我使用正则表达式(?<= \ W | ^)MECH(?= \ W | $)来获取如果字符串里面包含像这​​样的整个单词MECH。

Is that what you need?

这就是你需要的吗?

#3


0  

Just for posterity, other than using the \< \> enclosure, a whole word can be defined as any string ending in a space or end-of-line (\s|$).

对于后代而言,除了使用\ <\>外壳之外,整个单词可以定义为以空格或行尾(\ s | $)结尾的任何字符串。

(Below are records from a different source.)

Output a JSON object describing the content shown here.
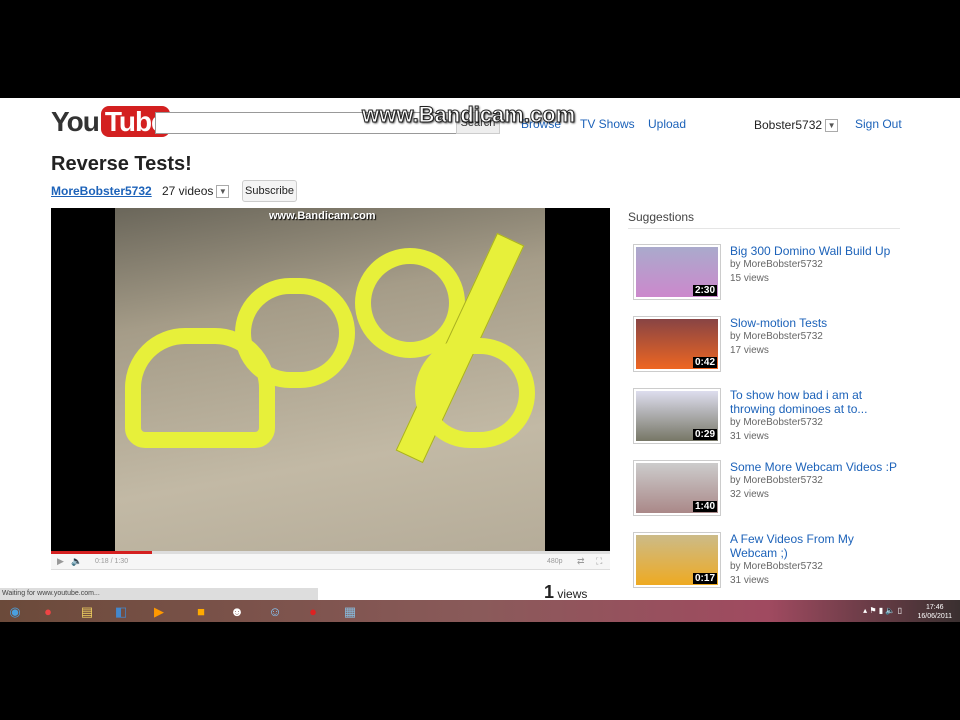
{
  "watermark": "www.Bandicam.com",
  "header": {
    "logo_you": "You",
    "logo_tube": "Tube",
    "search_value": "",
    "search_button": "Search",
    "nav": [
      "Browse",
      "TV Shows",
      "Upload"
    ],
    "user": "Bobster5732",
    "sign_out": "Sign Out"
  },
  "video": {
    "title": "Reverse Tests!",
    "channel": "MoreBobster5732",
    "video_count": "27 videos",
    "subscribe": "Subscribe",
    "overlay_watermark": "www.Bandicam.com",
    "time": "0:18 / 1:30",
    "progress_percent": 18,
    "quality": "480p",
    "views_count": "1",
    "views_label": "views"
  },
  "status_bar": "Waiting for www.youtube.com...",
  "suggestions": {
    "heading": "Suggestions",
    "items": [
      {
        "title": "Big 300 Domino Wall Build Up",
        "by": "by MoreBobster5732",
        "views": "15 views",
        "duration": "2:30"
      },
      {
        "title": "Slow-motion Tests",
        "by": "by MoreBobster5732",
        "views": "17 views",
        "duration": "0:42"
      },
      {
        "title": "To show how bad i am at throwing dominoes at to...",
        "by": "by MoreBobster5732",
        "views": "31 views",
        "duration": "0:29"
      },
      {
        "title": "Some More Webcam Videos :P",
        "by": "by MoreBobster5732",
        "views": "32 views",
        "duration": "1:40"
      },
      {
        "title": "A Few Videos From My Webcam ;)",
        "by": "by MoreBobster5732",
        "views": "31 views",
        "duration": "0:17"
      }
    ]
  },
  "taskbar": {
    "time": "17:46",
    "date": "16/06/2011"
  }
}
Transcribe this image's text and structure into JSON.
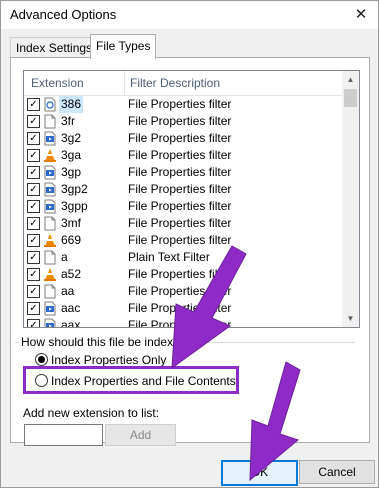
{
  "window": {
    "title": "Advanced Options",
    "close_glyph": "✕"
  },
  "tabs": [
    {
      "label": "Index Settings",
      "active": false
    },
    {
      "label": "File Types",
      "active": true
    }
  ],
  "listview": {
    "columns": [
      "Extension",
      "Filter Description"
    ],
    "rows": [
      {
        "ext": "386",
        "desc": "File Properties filter",
        "checked": true,
        "icon": "properties-doc-icon",
        "selected": true
      },
      {
        "ext": "3fr",
        "desc": "File Properties filter",
        "checked": true,
        "icon": "blank-doc-icon"
      },
      {
        "ext": "3g2",
        "desc": "File Properties filter",
        "checked": true,
        "icon": "media-file-icon"
      },
      {
        "ext": "3ga",
        "desc": "File Properties filter",
        "checked": true,
        "icon": "vlc-cone-icon"
      },
      {
        "ext": "3gp",
        "desc": "File Properties filter",
        "checked": true,
        "icon": "media-file-icon"
      },
      {
        "ext": "3gp2",
        "desc": "File Properties filter",
        "checked": true,
        "icon": "media-file-icon"
      },
      {
        "ext": "3gpp",
        "desc": "File Properties filter",
        "checked": true,
        "icon": "media-file-icon"
      },
      {
        "ext": "3mf",
        "desc": "File Properties filter",
        "checked": true,
        "icon": "blank-doc-icon"
      },
      {
        "ext": "669",
        "desc": "File Properties filter",
        "checked": true,
        "icon": "vlc-cone-icon"
      },
      {
        "ext": "a",
        "desc": "Plain Text Filter",
        "checked": true,
        "icon": "blank-doc-icon"
      },
      {
        "ext": "a52",
        "desc": "File Properties filter",
        "checked": true,
        "icon": "vlc-cone-icon"
      },
      {
        "ext": "aa",
        "desc": "File Properties filter",
        "checked": true,
        "icon": "blank-doc-icon"
      },
      {
        "ext": "aac",
        "desc": "File Properties filter",
        "checked": true,
        "icon": "media-file-icon"
      },
      {
        "ext": "aax",
        "desc": "File Properties filter",
        "checked": true,
        "icon": "media-file-icon"
      }
    ]
  },
  "index_group": {
    "label": "How should this file be indexed?",
    "options": [
      {
        "label": "Index Properties Only",
        "selected": true
      },
      {
        "label": "Index Properties and File Contents",
        "selected": false
      }
    ]
  },
  "add_extension": {
    "label": "Add new extension to list:",
    "value": "",
    "button": "Add"
  },
  "footer": {
    "ok": "OK",
    "cancel": "Cancel"
  },
  "colors": {
    "annotation": "#8e2bc6",
    "selection": "#cce8ff",
    "ok_border": "#0078d7"
  }
}
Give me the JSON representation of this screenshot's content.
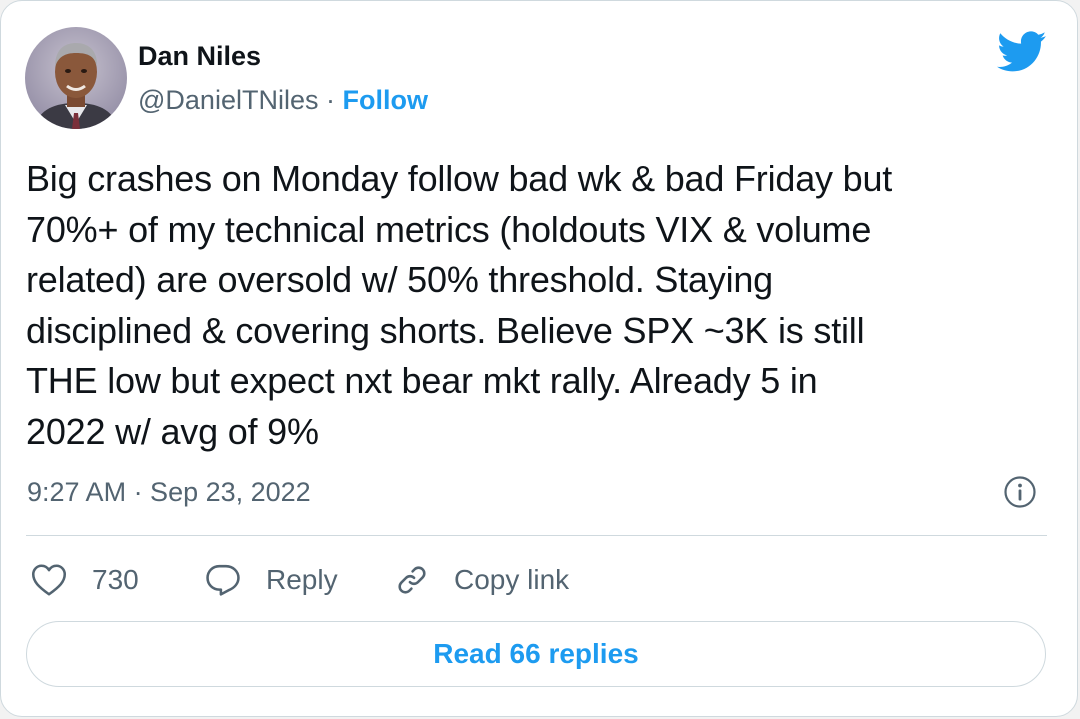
{
  "author": {
    "name": "Dan Niles",
    "handle": "@DanielTNiles",
    "separator": " · ",
    "follow_label": "Follow"
  },
  "tweet": {
    "lines": [
      "Big crashes on Monday follow bad wk & bad Friday but",
      "70%+ of my technical metrics (holdouts VIX & volume",
      "related) are oversold w/ 50% threshold. Staying",
      "disciplined & covering shorts. Believe SPX ~3K is still",
      "THE low but expect nxt bear mkt rally. Already 5 in",
      "2022 w/ avg of 9%"
    ],
    "timestamp": "9:27 AM · Sep 23, 2022"
  },
  "actions": {
    "likes_count": "730",
    "reply_label": "Reply",
    "copy_link_label": "Copy link"
  },
  "read_replies_label": "Read 66 replies",
  "icons": {
    "brand": "twitter-bird-icon",
    "info": "info-icon",
    "like": "heart-icon",
    "reply": "speech-bubble-icon",
    "copy": "link-icon"
  },
  "colors": {
    "accent": "#1d9bf0",
    "text": "#0f1419",
    "secondary_text": "#536471",
    "border": "#cfd9de"
  }
}
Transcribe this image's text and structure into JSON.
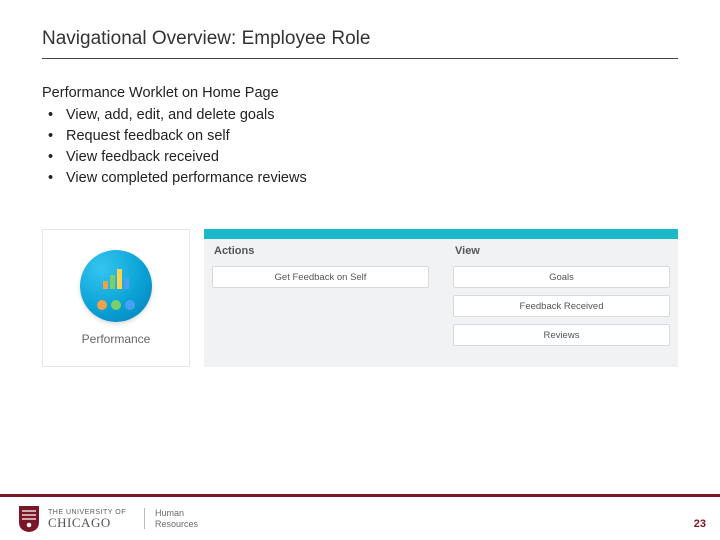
{
  "title": "Navigational Overview: Employee Role",
  "section_heading": "Performance Worklet on Home Page",
  "bullets": [
    "View, add, edit, and delete goals",
    "Request feedback on self",
    "View feedback received",
    "View completed performance reviews"
  ],
  "worklet": {
    "label": "Performance"
  },
  "panels": {
    "actions": {
      "title": "Actions",
      "items": [
        "Get Feedback on Self"
      ]
    },
    "view": {
      "title": "View",
      "items": [
        "Goals",
        "Feedback Received",
        "Reviews"
      ]
    }
  },
  "footer": {
    "univ_small": "THE UNIVERSITY OF",
    "univ_name": "CHICAGO",
    "dept_line1": "Human",
    "dept_line2": "Resources"
  },
  "page_number": "23",
  "colors": {
    "accent": "#7a1626",
    "teal": "#1bb8c9"
  }
}
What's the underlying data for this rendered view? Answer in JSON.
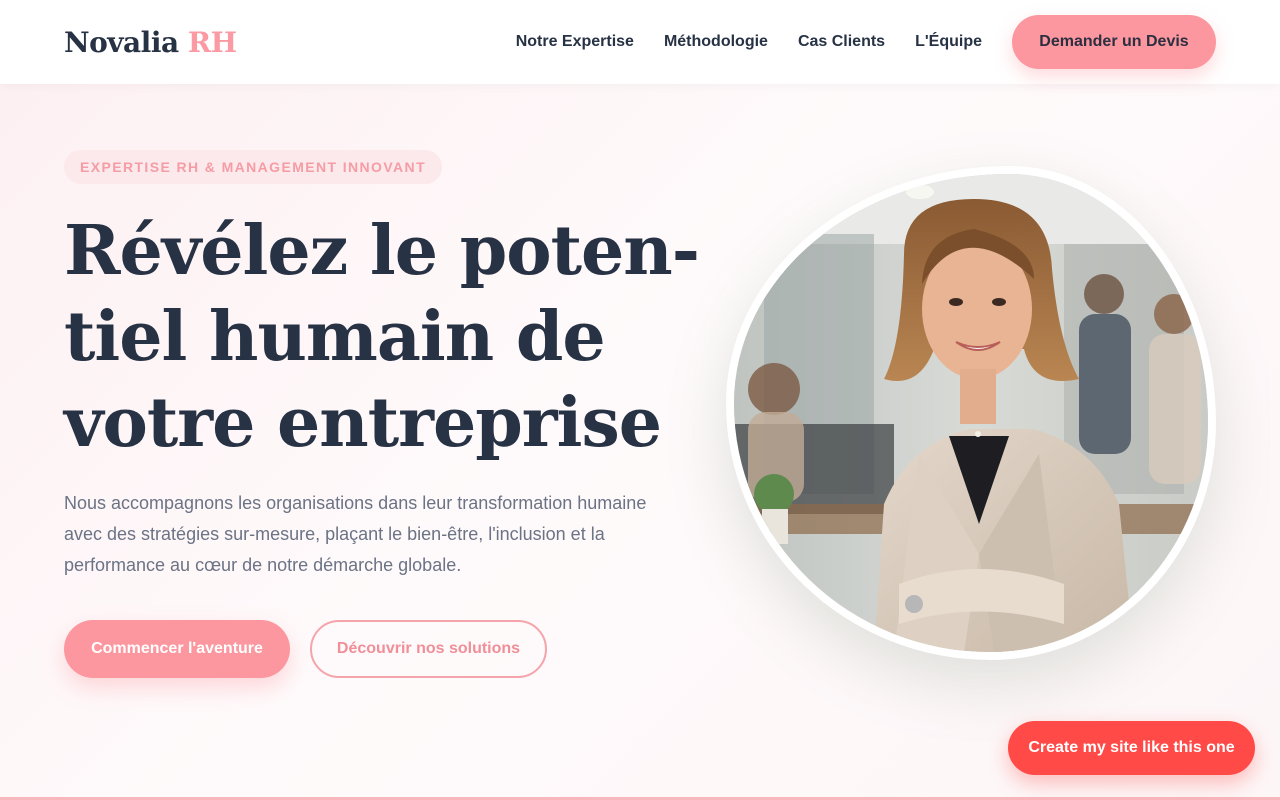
{
  "header": {
    "logo_main": "Novalia",
    "logo_accent": "RH",
    "nav": [
      {
        "label": "Notre Expertise"
      },
      {
        "label": "Méthodologie"
      },
      {
        "label": "Cas Clients"
      },
      {
        "label": "L'Équipe"
      }
    ],
    "quote_button": "Demander un Devis"
  },
  "hero": {
    "badge": "EXPERTISE RH & MANAGEMENT INNOVANT",
    "headline_lines": [
      "Révélez le poten-",
      "tiel humain de",
      "votre entreprise"
    ],
    "lead": "Nous accompagnons les organisations dans leur transformation humaine avec des stratégies sur-mesure, plaçant le bien-être, l'inclusion et la performance au cœur de notre démarche globale.",
    "primary_button": "Commencer l'aventure",
    "secondary_button": "Découvrir nos solutions"
  },
  "floating_cta": "Create my site like this one",
  "colors": {
    "accent": "#fc979f",
    "navy": "#273244",
    "muted_text": "#6b7385",
    "floating_cta": "#ff4a47"
  }
}
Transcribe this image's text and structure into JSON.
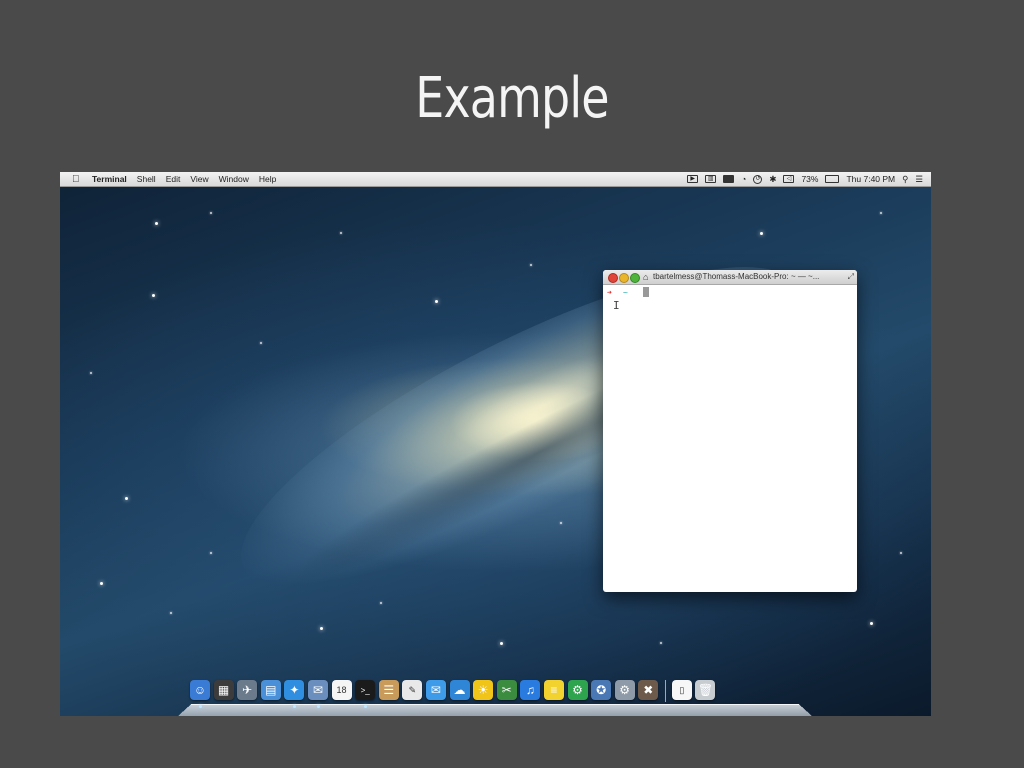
{
  "slide": {
    "title": "Example"
  },
  "menubar": {
    "app_name": "Terminal",
    "items": [
      "Shell",
      "Edit",
      "View",
      "Window",
      "Help"
    ],
    "status": {
      "battery": "73%",
      "clock": "Thu 7:40 PM",
      "icons": [
        "screen-record-icon",
        "mirror-icon",
        "keyboard-icon",
        "wifi-icon",
        "time-machine-icon",
        "bluetooth-icon",
        "volume-icon",
        "battery-icon",
        "spotlight-icon",
        "notification-center-icon"
      ]
    }
  },
  "terminal": {
    "title": "tbartelmess@Thomass-MacBook-Pro: ~ — ~...",
    "prompt_arrow": "➜",
    "prompt_dir": "~"
  },
  "dock": {
    "apps": [
      {
        "name": "finder",
        "color": "#3a7bd5",
        "glyph": "☺"
      },
      {
        "name": "dashboard",
        "color": "#3c3c3c",
        "glyph": "▦"
      },
      {
        "name": "launchpad",
        "color": "#6b7b8c",
        "glyph": "✈"
      },
      {
        "name": "mission-control",
        "color": "#4a90d9",
        "glyph": "▤"
      },
      {
        "name": "safari",
        "color": "#2f8ee0",
        "glyph": "✦"
      },
      {
        "name": "mail",
        "color": "#6a8fbf",
        "glyph": "✉"
      },
      {
        "name": "calendar",
        "color": "#f5f5f5",
        "glyph": "18"
      },
      {
        "name": "terminal",
        "color": "#1b1b1b",
        "glyph": ">_"
      },
      {
        "name": "contacts",
        "color": "#c89b5a",
        "glyph": "☰"
      },
      {
        "name": "textedit",
        "color": "#e9e9e9",
        "glyph": "✎"
      },
      {
        "name": "messages",
        "color": "#3d9be9",
        "glyph": "✉"
      },
      {
        "name": "ichat",
        "color": "#2f86d6",
        "glyph": "☁"
      },
      {
        "name": "sunrise-app",
        "color": "#f0c419",
        "glyph": "☀"
      },
      {
        "name": "xcode-instruments",
        "color": "#3b8c3e",
        "glyph": "✂"
      },
      {
        "name": "itunes",
        "color": "#2a7be0",
        "glyph": "♫"
      },
      {
        "name": "stickies",
        "color": "#f2d22e",
        "glyph": "≡"
      },
      {
        "name": "github",
        "color": "#2ea44f",
        "glyph": "⚙"
      },
      {
        "name": "tweetbot",
        "color": "#4a78b5",
        "glyph": "✪"
      },
      {
        "name": "system-preferences",
        "color": "#8e9aa8",
        "glyph": "⚙"
      },
      {
        "name": "utility",
        "color": "#6d5a4a",
        "glyph": "✖"
      }
    ],
    "stacks": [
      {
        "name": "documents",
        "color": "#f7f7f7",
        "glyph": "▯"
      },
      {
        "name": "trash",
        "color": "#c7ccd1",
        "glyph": "🗑"
      }
    ]
  }
}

gsub("MECH(\\s|$)", "MECHANICAL\\1", aa$type)

The only problem with this approach is that you need to carry over the space or end-of-line that you used as part of the match, hence the encapsulation in parentheses and the backreference (\1).

这种方法的唯一问题是你需要携带你用作匹配的一部分的空间或行尾,因此在括号和后向引用(\ 1)中进行封装。

The \< \> enclosure is superior for this particular question, since you have no special exceptions. However, if you have exceptions, it is better to use a more explicit method. The more tools in your toolbox, the better.

对于这个特定问题,\ <\>附件是优越的,因为您没有特殊的例外。但是,如果您有例外,最好使用更明确的方法。工具箱中的工具越多越好。